Maintaining Two Levels of Awareness
As an excellent conflict responder (mediator, human resource professional, mental health counselor, attorney, etc.), you are always operating on two levels of awareness. You are aware of what is happening in your environment and you are aware of what is happening inside yourself. The ability to monitor at two levels means you are in touch with how your reactions are impacting the environment and how the environment is impacting you. As a mediator, I am constantly aware of my clients and how they are responding within a session. I am watching their body language, what gestures they are making, their facial expressions and listening not only to what they are saying, but the tone of voice they are using while saying it and the pitch of their voice.

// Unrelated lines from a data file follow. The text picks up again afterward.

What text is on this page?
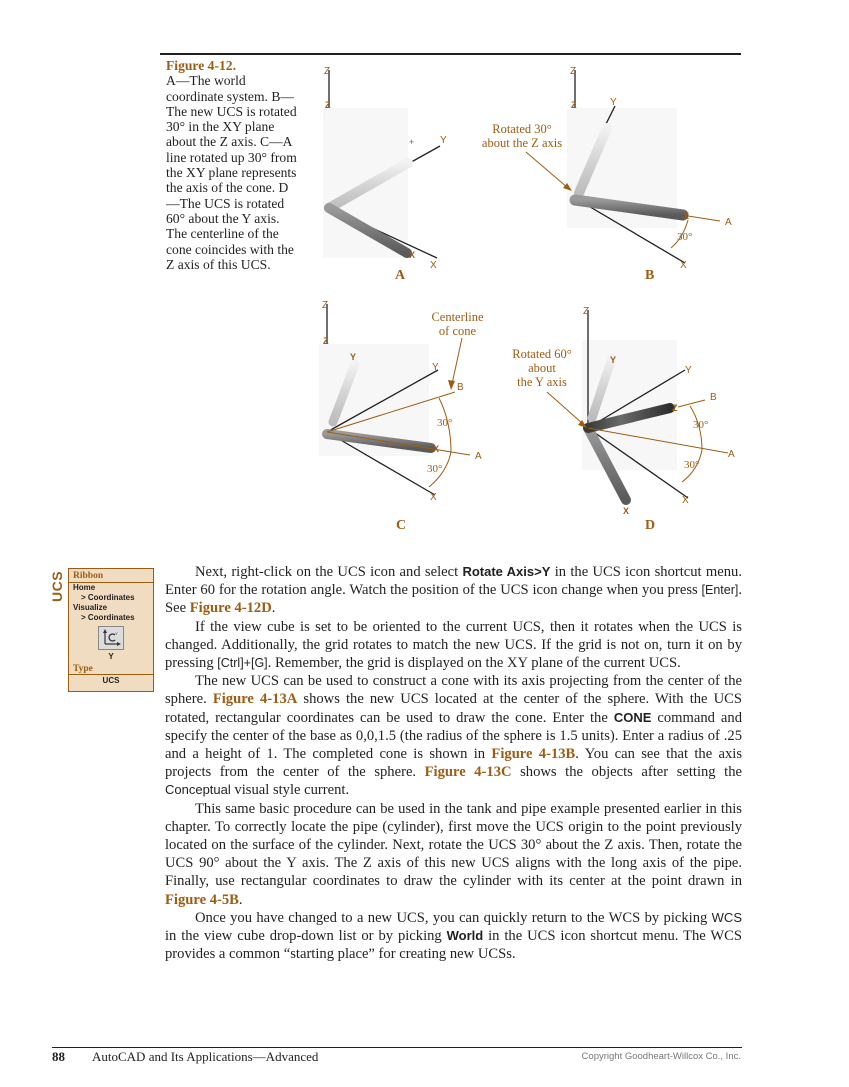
Figure 4-12.
A—The world coordinate system. B—The new UCS is rotated 30° in the XY plane about the Z axis. C—A line rotated up 30° from the XY plane represents the axis of the cone. D—The UCS is rotated 60° about the Y axis. The centerline of the cone coincides with the Z axis of this UCS.
Z
Z
+	Y
X
X
A
Z
A
30°
X
Y
X
Z
Rotated 30°
about the Z axis
B
Z
B
A
30°
30°
Y
X
Y
X
Z
Centerline
of cone
C
Z
B
A
30°
30°
Y
Z
X
Y
X
Rotated 60°
about
the Y axis
D
UCS Ribbon
Home
> Coordinates
Visualize
> Coordinates
Y
Y
Type
UCS

Next, right-click on the UCS icon and select Rotate Axis>Y in the UCS icon shortcut menu. Enter 60 for the rotation angle. Watch the position of the UCS icon change when you press [Enter]. See Figure 4-12D.

If the view cube is set to be oriented to the current UCS, then it rotates when the UCS is changed. Additionally, the grid rotates to match the new UCS. If the grid is not on, turn it on by pressing [Ctrl]+[G]. Remember, the grid is displayed on the XY plane of the current UCS.

The new UCS can be used to construct a cone with its axis projecting from the center of the sphere. Figure 4-13A shows the new UCS located at the center of the sphere. With the UCS rotated, rectangular coordinates can be used to draw the cone. Enter the CONE command and specify the center of the base as 0,0,1.5 (the radius of the sphere is 1.5 units). Enter a radius of .25 and a height of 1. The completed cone is shown in Figure 4-13B. You can see that the axis projects from the center of the sphere. Figure 4-13C shows the objects after setting the Conceptual visual style current.

This same basic procedure can be used in the tank and pipe example presented earlier in this chapter. To correctly locate the pipe (cylinder), first move the UCS origin to the point previously located on the surface of the cylinder. Next, rotate the UCS 30° about the Z axis. Then, rotate the UCS 90° about the Y axis. The Z axis of this new UCS aligns with the long axis of the pipe. Finally, use rectangular coordinates to draw the cylinder with its center at the point drawn in Figure 4-5B.

Once you have changed to a new UCS, you can quickly return to the WCS by picking WCS in the view cube drop-down list or by picking World in the UCS icon shortcut menu. The WCS provides a common “starting place” for creating new UCSs.

88 AutoCAD and Its Applications—Advanced	Copyright Goodheart-Willcox Co., Inc.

These clues allow me to monitor how weak or strong they are feeling within a given moment to determine if an intervention is needed to help them feel more supported.

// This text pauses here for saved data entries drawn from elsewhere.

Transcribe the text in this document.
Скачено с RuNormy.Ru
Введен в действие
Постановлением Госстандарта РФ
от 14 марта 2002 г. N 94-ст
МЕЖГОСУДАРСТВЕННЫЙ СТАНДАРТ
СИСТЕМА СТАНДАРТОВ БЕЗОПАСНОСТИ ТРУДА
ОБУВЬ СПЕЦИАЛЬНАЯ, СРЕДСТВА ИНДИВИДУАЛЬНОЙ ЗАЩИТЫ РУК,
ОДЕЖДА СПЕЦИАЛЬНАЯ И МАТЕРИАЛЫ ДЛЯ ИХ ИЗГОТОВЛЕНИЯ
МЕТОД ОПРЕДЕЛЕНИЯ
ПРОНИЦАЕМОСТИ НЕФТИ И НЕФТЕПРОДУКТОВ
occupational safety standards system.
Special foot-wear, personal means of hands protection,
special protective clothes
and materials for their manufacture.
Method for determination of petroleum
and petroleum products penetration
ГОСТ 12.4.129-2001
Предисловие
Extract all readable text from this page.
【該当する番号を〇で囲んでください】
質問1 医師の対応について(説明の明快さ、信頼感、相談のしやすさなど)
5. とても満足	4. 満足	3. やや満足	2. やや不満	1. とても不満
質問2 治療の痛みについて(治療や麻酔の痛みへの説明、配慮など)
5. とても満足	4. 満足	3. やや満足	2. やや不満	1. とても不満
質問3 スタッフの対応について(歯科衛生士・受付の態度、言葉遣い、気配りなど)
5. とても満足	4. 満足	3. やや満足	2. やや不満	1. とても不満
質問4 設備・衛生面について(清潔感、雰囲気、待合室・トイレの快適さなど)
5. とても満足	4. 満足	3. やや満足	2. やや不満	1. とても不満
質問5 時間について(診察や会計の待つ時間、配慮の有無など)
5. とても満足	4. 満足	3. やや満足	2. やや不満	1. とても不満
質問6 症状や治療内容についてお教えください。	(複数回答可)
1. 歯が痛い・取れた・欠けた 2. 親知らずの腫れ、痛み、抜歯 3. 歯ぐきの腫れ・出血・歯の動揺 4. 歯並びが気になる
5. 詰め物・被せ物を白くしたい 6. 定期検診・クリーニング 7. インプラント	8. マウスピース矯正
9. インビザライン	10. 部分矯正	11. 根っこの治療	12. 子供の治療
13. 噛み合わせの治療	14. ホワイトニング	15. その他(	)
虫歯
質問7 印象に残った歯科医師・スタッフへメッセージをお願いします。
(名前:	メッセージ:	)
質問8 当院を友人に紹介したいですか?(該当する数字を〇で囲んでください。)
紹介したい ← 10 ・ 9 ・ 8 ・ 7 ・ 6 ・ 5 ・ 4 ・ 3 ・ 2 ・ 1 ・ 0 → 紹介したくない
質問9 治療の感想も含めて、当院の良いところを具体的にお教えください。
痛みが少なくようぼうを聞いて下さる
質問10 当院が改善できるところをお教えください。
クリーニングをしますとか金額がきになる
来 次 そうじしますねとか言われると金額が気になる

At the same time, throughout the session, I am aware of my own reactions. I monitor my body for physical clues. Perhaps I notice that I have started holding my breath and my shoulders are tense and I realize I am feeling irritated. Or maybe I feel a pang in my stomach and realize I am having a fear response. These clues provide information I can use to determine a number of things.

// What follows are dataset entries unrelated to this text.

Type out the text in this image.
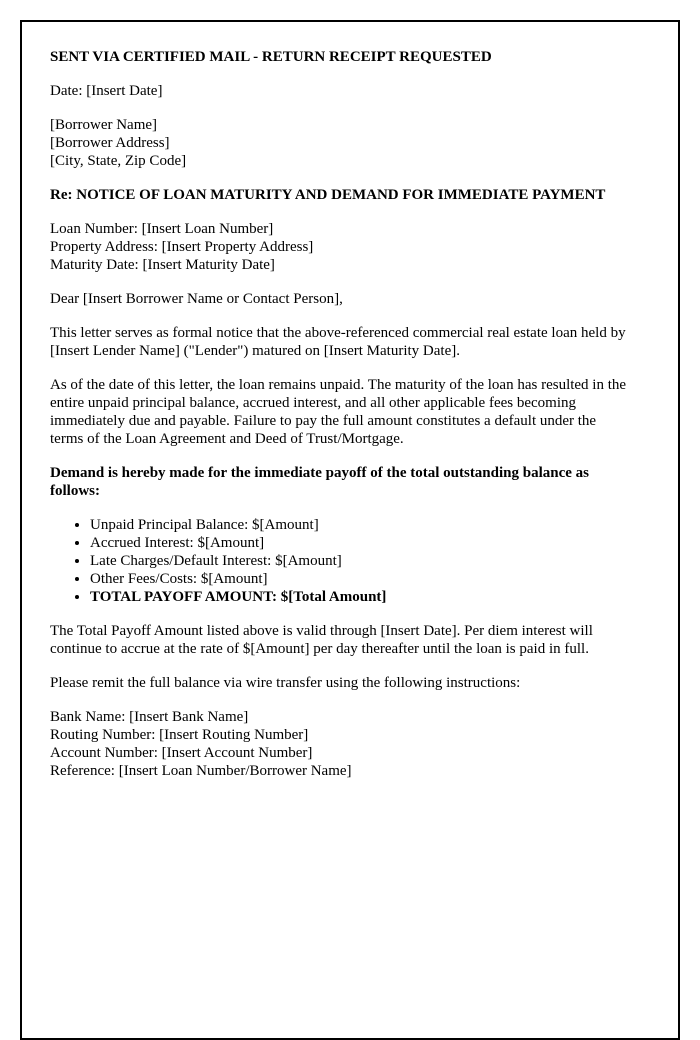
SENT VIA CERTIFIED MAIL - RETURN RECEIPT REQUESTED

Date: [Insert Date]

[Borrower Name]
[Borrower Address]
[City, State, Zip Code]

Re: NOTICE OF LOAN MATURITY AND DEMAND FOR IMMEDIATE PAYMENT

Loan Number: [Insert Loan Number]
Property Address: [Insert Property Address]
Maturity Date: [Insert Maturity Date]

Dear [Insert Borrower Name or Contact Person],

This letter serves as formal notice that the above-referenced commercial real estate loan held by [Insert Lender Name] ("Lender") matured on [Insert Maturity Date].

As of the date of this letter, the loan remains unpaid. The maturity of the loan has resulted in the entire unpaid principal balance, accrued interest, and all other applicable fees becoming immediately due and payable. Failure to pay the full amount constitutes a default under the terms of the Loan Agreement and Deed of Trust/Mortgage.

Demand is hereby made for the immediate payoff of the total outstanding balance as follows:

• Unpaid Principal Balance: $[Amount]
• Accrued Interest: $[Amount]
• Late Charges/Default Interest: $[Amount]
• Other Fees/Costs: $[Amount]
• TOTAL PAYOFF AMOUNT: $[Total Amount]

The Total Payoff Amount listed above is valid through [Insert Date]. Per diem interest will continue to accrue at the rate of $[Amount] per day thereafter until the loan is paid in full.

Please remit the full balance via wire transfer using the following instructions:

Bank Name: [Insert Bank Name]
Routing Number: [Insert Routing Number]
Account Number: [Insert Account Number]
Reference: [Insert Loan Number/Borrower Name]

First, I can see if I have been “acting out” of these feelings unconsciously in ways that are not in keeping with the needs of my clients. For example, if I’m feeling irritated, am I directing instead of following my clients?
Becoming aware of how I am feeling may, on the other hand, make me aware of something real in the environment that my “reasoning” brain is filtering out. For example, a fear response might be a clue to watch more closely for subtle signs of power and domination taking place.
Finally, I may become aware that I am responding out of an “old” part of myself. Anger and perceived aggression often bring up feelings associated with my childhood. This kind of fear is real, but not applicable to the situation at hand. In this case, I need to reassure myself that I am safe and be sure to take time to process these feelings after the mediation ends.
Operating on two levels of awareness takes real practice and a whole lot of energy. The result is worth it. Being present to your clients and their needs means you can serve them at a higher level. Self-awareness means you can bring the best parts of yourself to the process, while setting those not so helpful parts aside.